Will China’s new foreign policy dream team be the key to achieving its global ambitions?
Beijing’s top leadership is packed full of highly trained foreign affairs experts hand-picked to help deliver on President Xi Jinping’s global goals

After five years in office, President Xi Jinping has put together a team of top foreign-policy makers with substantial experience in handling the West, especially the US, to achieve China’s growing global ambitions.
Apart from Xi himself, the leading figure is Wang Qishan, the former Communist Party anti-graft tsar who is Xi’s most trusted ally.
According to several Beijing-based sources, Wang is highly likely to be named vice-president soon and take on a large foreign affairs portfolio in the midst of a major overhaul of the country’s diplomatic hierarchy.

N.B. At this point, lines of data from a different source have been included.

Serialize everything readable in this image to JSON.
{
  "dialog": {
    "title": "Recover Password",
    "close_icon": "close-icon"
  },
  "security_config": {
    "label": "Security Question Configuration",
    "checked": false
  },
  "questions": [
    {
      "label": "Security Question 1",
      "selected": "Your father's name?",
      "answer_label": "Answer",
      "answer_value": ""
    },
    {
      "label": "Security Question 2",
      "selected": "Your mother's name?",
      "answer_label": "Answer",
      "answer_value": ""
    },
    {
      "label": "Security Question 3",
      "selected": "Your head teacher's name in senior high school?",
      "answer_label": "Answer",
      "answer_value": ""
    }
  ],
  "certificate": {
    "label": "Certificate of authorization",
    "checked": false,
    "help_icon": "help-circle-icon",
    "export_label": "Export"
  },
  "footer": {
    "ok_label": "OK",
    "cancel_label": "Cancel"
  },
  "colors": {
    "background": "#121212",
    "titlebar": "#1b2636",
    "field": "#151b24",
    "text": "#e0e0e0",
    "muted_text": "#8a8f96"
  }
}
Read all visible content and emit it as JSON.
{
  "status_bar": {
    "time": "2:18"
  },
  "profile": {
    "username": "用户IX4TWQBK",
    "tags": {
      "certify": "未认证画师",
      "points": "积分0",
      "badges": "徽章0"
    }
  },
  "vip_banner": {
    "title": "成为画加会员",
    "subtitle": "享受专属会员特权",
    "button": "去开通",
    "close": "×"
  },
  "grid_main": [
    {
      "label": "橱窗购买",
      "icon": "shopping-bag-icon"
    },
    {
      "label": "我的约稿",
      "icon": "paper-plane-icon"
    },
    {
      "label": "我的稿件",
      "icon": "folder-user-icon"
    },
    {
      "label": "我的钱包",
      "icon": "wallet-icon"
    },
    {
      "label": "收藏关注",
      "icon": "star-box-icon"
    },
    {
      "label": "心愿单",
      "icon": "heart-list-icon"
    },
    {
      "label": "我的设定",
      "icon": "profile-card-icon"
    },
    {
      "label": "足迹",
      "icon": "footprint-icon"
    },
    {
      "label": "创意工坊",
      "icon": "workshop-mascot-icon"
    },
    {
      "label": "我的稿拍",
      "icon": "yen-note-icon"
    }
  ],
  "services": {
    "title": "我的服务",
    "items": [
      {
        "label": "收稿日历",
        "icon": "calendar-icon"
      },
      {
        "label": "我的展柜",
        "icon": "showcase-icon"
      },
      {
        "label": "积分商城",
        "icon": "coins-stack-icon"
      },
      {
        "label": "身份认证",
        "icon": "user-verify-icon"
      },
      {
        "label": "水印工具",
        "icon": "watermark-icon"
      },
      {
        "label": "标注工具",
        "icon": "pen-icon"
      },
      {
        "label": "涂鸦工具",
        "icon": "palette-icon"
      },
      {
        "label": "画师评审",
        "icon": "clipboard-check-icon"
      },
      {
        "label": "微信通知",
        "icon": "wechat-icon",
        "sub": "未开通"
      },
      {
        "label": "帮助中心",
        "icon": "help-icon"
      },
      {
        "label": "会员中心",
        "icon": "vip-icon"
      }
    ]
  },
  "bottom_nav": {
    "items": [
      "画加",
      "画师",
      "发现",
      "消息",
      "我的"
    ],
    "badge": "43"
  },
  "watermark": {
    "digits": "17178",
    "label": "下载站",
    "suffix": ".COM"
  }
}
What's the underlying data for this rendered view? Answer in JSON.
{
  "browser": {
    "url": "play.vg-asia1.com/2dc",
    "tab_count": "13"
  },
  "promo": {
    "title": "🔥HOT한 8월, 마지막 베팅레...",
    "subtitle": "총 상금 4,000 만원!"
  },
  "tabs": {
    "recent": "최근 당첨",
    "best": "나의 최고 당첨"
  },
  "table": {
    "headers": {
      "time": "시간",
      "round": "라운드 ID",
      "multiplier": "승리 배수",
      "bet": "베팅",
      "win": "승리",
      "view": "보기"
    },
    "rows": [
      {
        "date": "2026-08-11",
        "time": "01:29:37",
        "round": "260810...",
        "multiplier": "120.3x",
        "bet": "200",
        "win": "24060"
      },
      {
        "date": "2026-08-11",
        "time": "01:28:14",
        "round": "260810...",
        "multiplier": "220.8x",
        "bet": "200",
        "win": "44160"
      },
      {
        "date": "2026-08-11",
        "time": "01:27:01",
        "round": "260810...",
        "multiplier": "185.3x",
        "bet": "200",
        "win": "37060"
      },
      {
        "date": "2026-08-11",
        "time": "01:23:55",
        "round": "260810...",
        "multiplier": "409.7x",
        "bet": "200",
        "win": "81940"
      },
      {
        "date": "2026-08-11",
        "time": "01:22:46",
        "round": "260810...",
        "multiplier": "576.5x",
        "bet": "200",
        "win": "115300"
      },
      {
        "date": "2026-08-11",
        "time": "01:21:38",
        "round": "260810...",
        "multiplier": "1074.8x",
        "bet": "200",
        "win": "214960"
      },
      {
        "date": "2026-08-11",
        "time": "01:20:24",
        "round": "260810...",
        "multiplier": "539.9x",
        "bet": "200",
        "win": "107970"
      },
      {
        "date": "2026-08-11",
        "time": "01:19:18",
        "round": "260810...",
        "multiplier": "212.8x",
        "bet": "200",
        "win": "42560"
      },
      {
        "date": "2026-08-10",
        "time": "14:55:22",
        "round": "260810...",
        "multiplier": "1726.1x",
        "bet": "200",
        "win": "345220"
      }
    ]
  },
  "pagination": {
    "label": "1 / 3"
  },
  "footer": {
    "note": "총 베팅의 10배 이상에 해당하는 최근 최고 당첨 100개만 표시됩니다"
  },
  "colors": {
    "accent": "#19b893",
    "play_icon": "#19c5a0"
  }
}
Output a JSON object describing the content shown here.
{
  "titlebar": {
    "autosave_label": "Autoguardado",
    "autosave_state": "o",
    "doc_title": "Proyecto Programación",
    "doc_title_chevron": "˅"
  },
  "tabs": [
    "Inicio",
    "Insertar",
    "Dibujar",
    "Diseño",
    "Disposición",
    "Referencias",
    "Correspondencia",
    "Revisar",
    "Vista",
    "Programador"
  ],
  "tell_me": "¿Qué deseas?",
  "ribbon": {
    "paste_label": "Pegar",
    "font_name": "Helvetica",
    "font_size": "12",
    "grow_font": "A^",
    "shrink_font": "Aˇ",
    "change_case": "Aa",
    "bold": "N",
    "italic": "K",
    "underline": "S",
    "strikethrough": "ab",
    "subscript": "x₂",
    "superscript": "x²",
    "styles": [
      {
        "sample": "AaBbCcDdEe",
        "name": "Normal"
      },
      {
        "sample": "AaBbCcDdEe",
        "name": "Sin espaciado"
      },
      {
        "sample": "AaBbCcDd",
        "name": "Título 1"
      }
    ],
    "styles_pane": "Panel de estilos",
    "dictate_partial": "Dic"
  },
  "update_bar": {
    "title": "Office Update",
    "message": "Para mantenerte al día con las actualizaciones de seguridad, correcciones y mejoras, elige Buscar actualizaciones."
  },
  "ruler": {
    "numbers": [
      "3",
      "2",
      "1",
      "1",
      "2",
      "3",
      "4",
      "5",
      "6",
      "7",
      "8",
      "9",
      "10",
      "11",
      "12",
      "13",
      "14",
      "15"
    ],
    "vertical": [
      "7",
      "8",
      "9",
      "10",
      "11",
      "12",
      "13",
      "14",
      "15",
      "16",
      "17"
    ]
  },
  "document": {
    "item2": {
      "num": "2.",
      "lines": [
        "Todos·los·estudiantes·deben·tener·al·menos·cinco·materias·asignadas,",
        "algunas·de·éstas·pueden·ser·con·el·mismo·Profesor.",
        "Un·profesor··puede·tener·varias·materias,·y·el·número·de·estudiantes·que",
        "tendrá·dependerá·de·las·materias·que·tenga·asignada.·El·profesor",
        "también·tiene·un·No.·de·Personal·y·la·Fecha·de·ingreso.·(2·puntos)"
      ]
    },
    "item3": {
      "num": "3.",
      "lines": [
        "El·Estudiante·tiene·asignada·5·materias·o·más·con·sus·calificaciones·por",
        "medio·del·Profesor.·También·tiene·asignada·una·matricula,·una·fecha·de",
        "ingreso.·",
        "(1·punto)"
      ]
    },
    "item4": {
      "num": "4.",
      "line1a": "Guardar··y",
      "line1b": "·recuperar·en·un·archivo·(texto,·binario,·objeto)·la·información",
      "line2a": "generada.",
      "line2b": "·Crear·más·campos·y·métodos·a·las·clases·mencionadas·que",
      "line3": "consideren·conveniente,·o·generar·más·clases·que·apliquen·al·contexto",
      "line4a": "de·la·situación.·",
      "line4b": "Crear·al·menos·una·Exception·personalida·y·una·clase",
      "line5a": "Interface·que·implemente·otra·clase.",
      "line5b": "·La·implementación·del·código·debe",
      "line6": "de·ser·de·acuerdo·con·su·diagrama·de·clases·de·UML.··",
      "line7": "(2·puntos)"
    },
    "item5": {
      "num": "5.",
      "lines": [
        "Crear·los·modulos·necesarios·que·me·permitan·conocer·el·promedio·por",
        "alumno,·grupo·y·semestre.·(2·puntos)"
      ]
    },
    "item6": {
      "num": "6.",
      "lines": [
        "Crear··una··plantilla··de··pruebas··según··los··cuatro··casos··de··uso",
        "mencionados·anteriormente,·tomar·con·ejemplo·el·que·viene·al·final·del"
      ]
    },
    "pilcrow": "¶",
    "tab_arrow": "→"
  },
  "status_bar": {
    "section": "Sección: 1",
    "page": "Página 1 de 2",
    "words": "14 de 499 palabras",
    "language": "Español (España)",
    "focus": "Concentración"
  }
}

“Wang will play a key role in foreign affairs work in the years to come, especially on thorny issues involving Sino-US relations,” a source close to the leadership told the South China Morning Post. He declined to be named because of the sensitivity of the matter.
Wang’s surprising comeback, just a few months after he retired from the party’s apex of power, is expected to give a boost to China’s diplomatic decision-making at a critical juncture, especially amid emerging strategic rivalry with the United States.
There have been signs hinting at Wang’s new role, with sources saying he recently met US and Japanese officials in Beijing.
Unlike previous top leadership line-ups, the new Politburo Standing Committee announced after the party’s national congress in October is packed with foreign affairs experts, including outgoing Vice-Premier Wang Yang and Wang Huning, an international affairs scholar turned party theorist.